Fw: JEP 455: Non-enhanced switch statements
Angelos Bimpoudis
angelos.bimpoudis at oracle.com
Sun Oct 29 19:01:53 UTC 2023
I am now a bit more convinced that freezing the old handling at the old spec is a clean approach. The new data types confirm the presence of an enhanced switch. So, the behaviour of the patch was a feature in the end (I will adjust the spec of course--the place that Yuriy pointed us to).
Supporting the new types to the old-style switch with new-style semantics opens questions about equality (would need to be the same between the old and the new), about a new translation for a not-enhanced switch but supporting the new types with old style semantics. It would be also necessary to avoid the translation with MatchException​ which is a feature of the enhanced switch.
We see that there are a lot of consequences for an enhancement that, as Remi says, belongs to the new pattern matching mechanism and not to the old-style switch. This also confirms that old-handling+old spec should not be altered indeed.

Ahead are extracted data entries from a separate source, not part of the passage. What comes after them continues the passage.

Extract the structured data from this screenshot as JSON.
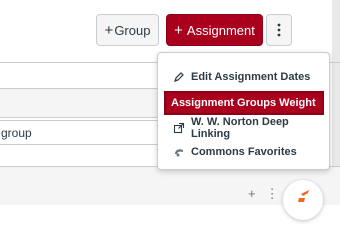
{
  "toolbar": {
    "group_button_label": "Group",
    "assignment_button_label": "Assignment"
  },
  "menu": {
    "items": [
      {
        "label": "Edit Assignment Dates",
        "icon": "pencil-icon"
      },
      {
        "label": "Assignment Groups Weight",
        "icon": ""
      },
      {
        "label": "W. W. Norton Deep Linking",
        "icon": "external-link-icon"
      },
      {
        "label": "Commons Favorites",
        "icon": "commons-icon"
      }
    ]
  },
  "list": {
    "row_partial_text": "group"
  },
  "colors": {
    "primary": "#a8001d",
    "text": "#2d3b45",
    "border": "#c7cdd1",
    "badge_orange": "#f26522"
  }
}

________________________________
From: amber-spec-experts <amber-spec-experts-retn at openjdk.org> on behalf of Maurizio Cimadamore <maurizio.cimadamore at oracle.com>
Sent: 27 October 2023 16:37
To: Brian Goetz <brian.goetz at oracle.com>; amber-spec-experts at openjdk.org <amber-spec-experts at openjdk.org>
Subject: Re: Fw: JEP 455: Non-enhanced switch statements
No disagreement here. But I'd still point out that I'd rather see
exhaustiveness being associated with the type being switched on, rather
than on whether the switch body happens to use certain features or not.
For sealed types we're lucky, because switching on them wasn't possible
before - so if those get exhaustive, fine.
But I'm not sure making a switch statement on e.g. an Object selector
exhaustive simply because it's a "new form" is necessarily useful? I
think exhaustiveness is the most useful when there's a fixed amount of
things to check.
Maurizio
On 27/10/2023 15:33, Brian Goetz wrote:
>
>> Sure - but this logic is only applied to switch expression featuring
>> enums AFAIK - switch statements with enums are non-exhaustive (and I
>> think that will have to stay that way).
>
> Slight correction: switch statements on enum selectors *that don't use
> patterns or guards or case null* are non-exhaustive. IOW, the current
> carve-out for non-exhaustiveness is "if you don't use any of the new
> switch features."
>
> As to "will have to stay that way", I guess it depends on timeframe.
> I can see a path of gradually increasing warnings ("totalize that
> switch with a default clause, dude") turning to error in a decade or so?